Bernhard Schwentner (28 September 1891 in Schwerin – 30 October 1944 near Brandenburg-Görden) was a German Catholic clergyman.

Life

Bernhard Schwentner was born in Schwerin in 1891. After finishing Gymnasium, he studied in Münster beginning in 1910. In 1913, he entered the seminary in Osnabrück, and was ordained a priest in 1914. Until he was called into the military, Schwentner worked at the St.-Ansgar-Kirche/Kleiner Michel in Hamburg as a vicar and a teacher. In World War I, he was a chaplain and, as an added responsibility, garrison clergyman at Neustrelitz. In the time from April 1917 to December 1918, he was posted to the front as a chaplain. Finally, he worked again in Hamburg as a chaplain, before he went to Rome in 1924 to study Church law. He graduated with a doctorate in philosophy and canonical law.

From 1927, Schwentner was the priest in the Catholic parish of Neustrelitz, and chairman of the conference of priests for Mecklenburg. The respectable clergyman viewed the Nazis' rise to power with wariness and scepticism.
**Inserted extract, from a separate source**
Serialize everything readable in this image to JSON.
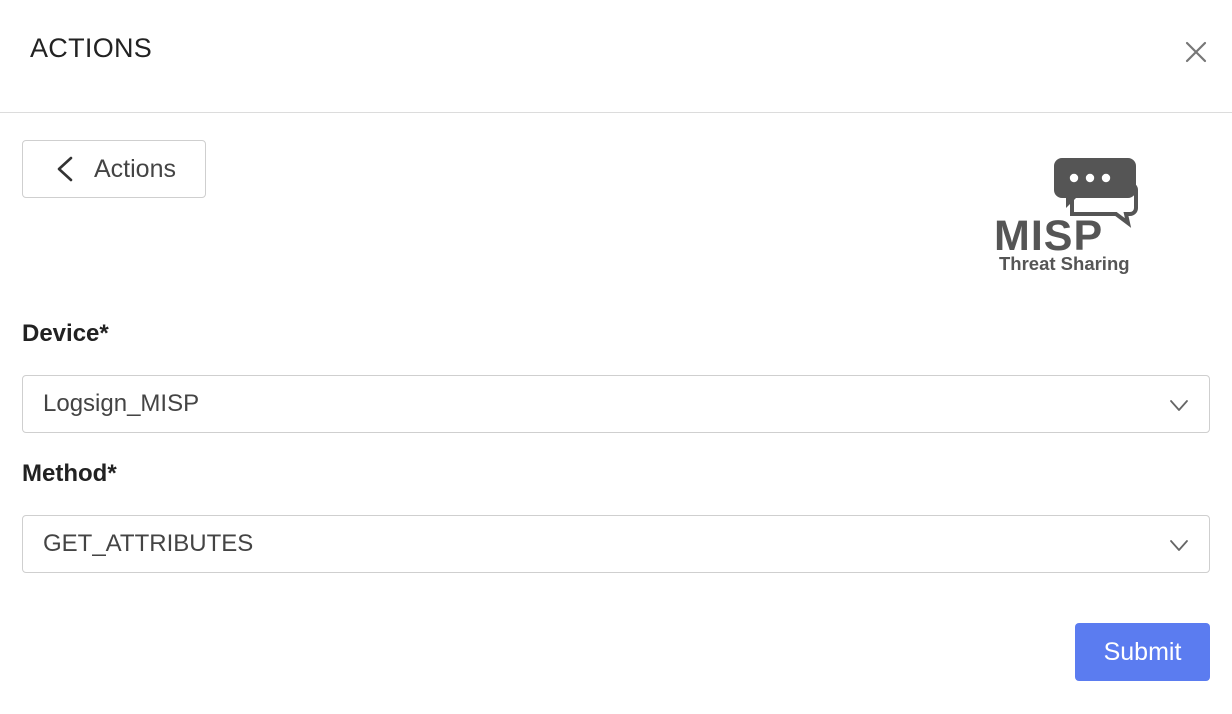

Schwentner met often with his officer friends from the Rechlin airbase, but in 1944, he was denounced by at least one of them to the Gestapo. On 15 September 1944, he was sentenced to death by the Volksgerichtshof for undermining the troops' fighting spirit (Wehrkraftzersetzung), and on 30 October 1944, Bernhard Schwentner was put to death. The urn containing his ashes was buried in Neustrelitz on 26 November 1949.

After the war, many streets were named after Schwentner in places such as Hamburg, Schwerin and the last place where he worked, Neustrelitz. In 1965, a memorial to Bernhard Schwentner was built next to the Neustrelitz Catholic Church. It had on it a bronze portrait of Schwentner with a thorny wreath, and it contained the urn with his ashes. The Church has since altered the monument. In the Catholic Church, he is regarded as a martyr.